We love independent publishers, but great indie releases have a way of getting past us. Enter the Indie Roundup, a monthly review of new books we’re excited about from independent, university, and small presses we love.
May! Oh, how we have dreamed of your arrival. You’re finally here, and you’ve brought longer days (for reading!), warmer weather (for reading outside!), and feelings of relaxed hopefulness (for reading AND daydreaming!). This month’s Indie Roundup also offers numerous perks, making us think you two were made for each other. Below you’ll find some badass female characters, an adolescent boy on a quest, a fresh new look at an American classic, and more.
Roller Girls Love Bobby Knight, by Michael Wayne Hampton (Artistically Declined Press)
There’s a lot going on that attracts me to this novella: tough-as-nails protagonists, DIY culture, the promise of a Kentucky landscape, and the allure of a short read. Hampton’s story is about female bonds, rockabilly, and roller derby, and it sounds like the perfect day-at-the-park book to spend a Sunday reading.
Whitman Illuminated: Song of Myself, by Allen Crawford (Illustrator) and Walt Whitman (Tin House Books)
Can’t wait to get my hands on this. Crawford has taken Whitman’s 60-page poem “Song of Myself” and turned it into a 234-page illustrated composition. I’m already a fan of Crawford and his wife’s illustration company, Plankton Art Co., and I can’t wait to see how they pay tribute to Whitman’s masterpiece.
Faces in the Crowd, by Valeria Luiselli (Coffee House Press)
Debut novel Faces has gotten a ton of praise in all the right places, and the reviews have piqued my curiosity. Two stories, one taking place in Mexico, the other New York City, are told in a nonlinear way, with flashbacks, facts, fictional characters, and poetry weaving together to create a whole fictional world.
The Fun We’ve Had, by Michael J. Seidlinger (Lazy Fascist)
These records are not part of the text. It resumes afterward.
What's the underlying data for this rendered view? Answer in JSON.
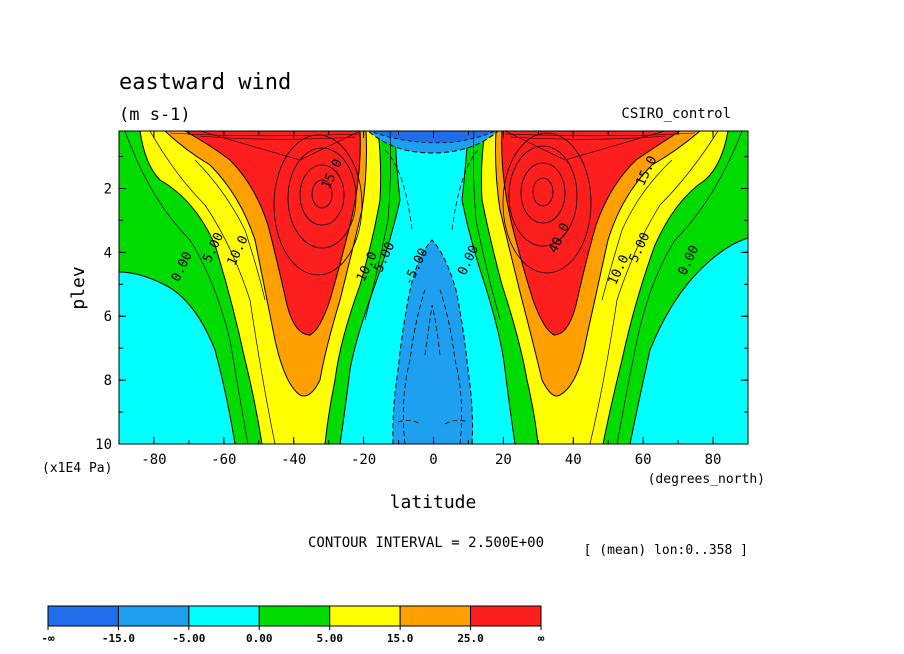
{
  "chart_data": {
    "type": "contour",
    "title": "eastward wind",
    "units": "(m s-1)",
    "model": "CSIRO_control",
    "xlabel": "latitude",
    "x_units": "(degrees_north)",
    "ylabel": "plev",
    "y_units": "(x1E4 Pa)",
    "xlim": [
      -90,
      90
    ],
    "ylim": [
      10,
      0.2
    ],
    "x_ticks": [
      -80,
      -60,
      -40,
      -20,
      0,
      20,
      40,
      60,
      80
    ],
    "x_tick_labels": [
      "-80",
      "-60",
      "-40",
      "-20",
      "0",
      "20",
      "40",
      "60",
      "80"
    ],
    "y_ticks": [
      2,
      4,
      6,
      8,
      10
    ],
    "y_tick_labels": [
      "2",
      "4",
      "6",
      "8",
      "10"
    ],
    "contour_interval_text": "CONTOUR INTERVAL = 2.500E+00",
    "mean_note": "[ (mean) lon:0..358 ]",
    "jets": [
      {
        "lat": -33,
        "plev": 2.2,
        "max_speed": 42
      },
      {
        "lat": 32,
        "plev": 2.1,
        "max_speed": 42
      }
    ],
    "contour_labels": [
      {
        "text": "0.00",
        "lat": -71,
        "plev": 4.5
      },
      {
        "text": "5.00",
        "lat": -62,
        "plev": 3.9
      },
      {
        "text": "10.0",
        "lat": -55,
        "plev": 4.0
      },
      {
        "text": "15.0",
        "lat": -28,
        "plev": 1.6
      },
      {
        "text": "10.0",
        "lat": -18,
        "plev": 4.5
      },
      {
        "text": "5.00",
        "lat": -13,
        "plev": 4.2
      },
      {
        "text": "-5.00",
        "lat": -4,
        "plev": 4.5
      },
      {
        "text": "0.00",
        "lat": 11,
        "plev": 4.3
      },
      {
        "text": "40.0",
        "lat": 37,
        "plev": 3.6
      },
      {
        "text": "15.0",
        "lat": 62,
        "plev": 1.5
      },
      {
        "text": "10.0",
        "lat": 54,
        "plev": 4.6
      },
      {
        "text": "5.00",
        "lat": 60,
        "plev": 3.9
      },
      {
        "text": "0.00",
        "lat": 74,
        "plev": 4.3
      }
    ],
    "colorbar": {
      "bins": [
        {
          "color": "#1e6eeb",
          "range": "< -15"
        },
        {
          "color": "#1ea0f0",
          "range": "-15 to -5"
        },
        {
          "color": "#00ffff",
          "range": "-5 to 0"
        },
        {
          "color": "#00dc00",
          "range": "0 to 5"
        },
        {
          "color": "#ffff00",
          "range": "5 to 15"
        },
        {
          "color": "#ffa000",
          "range": "15 to 25"
        },
        {
          "color": "#ff1e1e",
          "range": "> 25"
        }
      ],
      "labels": [
        "-∞",
        "-15.0",
        "-5.00",
        "0.00",
        "5.00",
        "15.0",
        "25.0",
        "∞"
      ]
    },
    "colors": {
      "very_negative": "#1e6eeb",
      "negative": "#1ea0f0",
      "weak_negative": "#00ffff",
      "weak_positive": "#00dc00",
      "positive": "#ffff00",
      "strong": "#ffa000",
      "jet": "#ff1e1e",
      "jet_core": "#c80000"
    }
  }
}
A man and a woman are adrift in a never-ending sea. Did I mention they’re in a coffin? Also, we have no idea who “they” are, known only as “he” and “she.” Is it a story? A metaphor for relationships? All I know is that Seidlinger is consistently enjoyable to read, and whatever world he’s created here will be engaging, colorful, and, as the title says, most definitely fun.
Stealth, by Sonallah Ibrahim, trans. by Hosam Aboul-Ela (New Directions Publishing Corporation)
Mid-twentieth-century Cairo: turbulent, royal, a strange mix of old and new, all witnessed through the eyes of an 11-year-old boy. Sounds magical, and like it might just be the summer escape novel I’ve been searching for.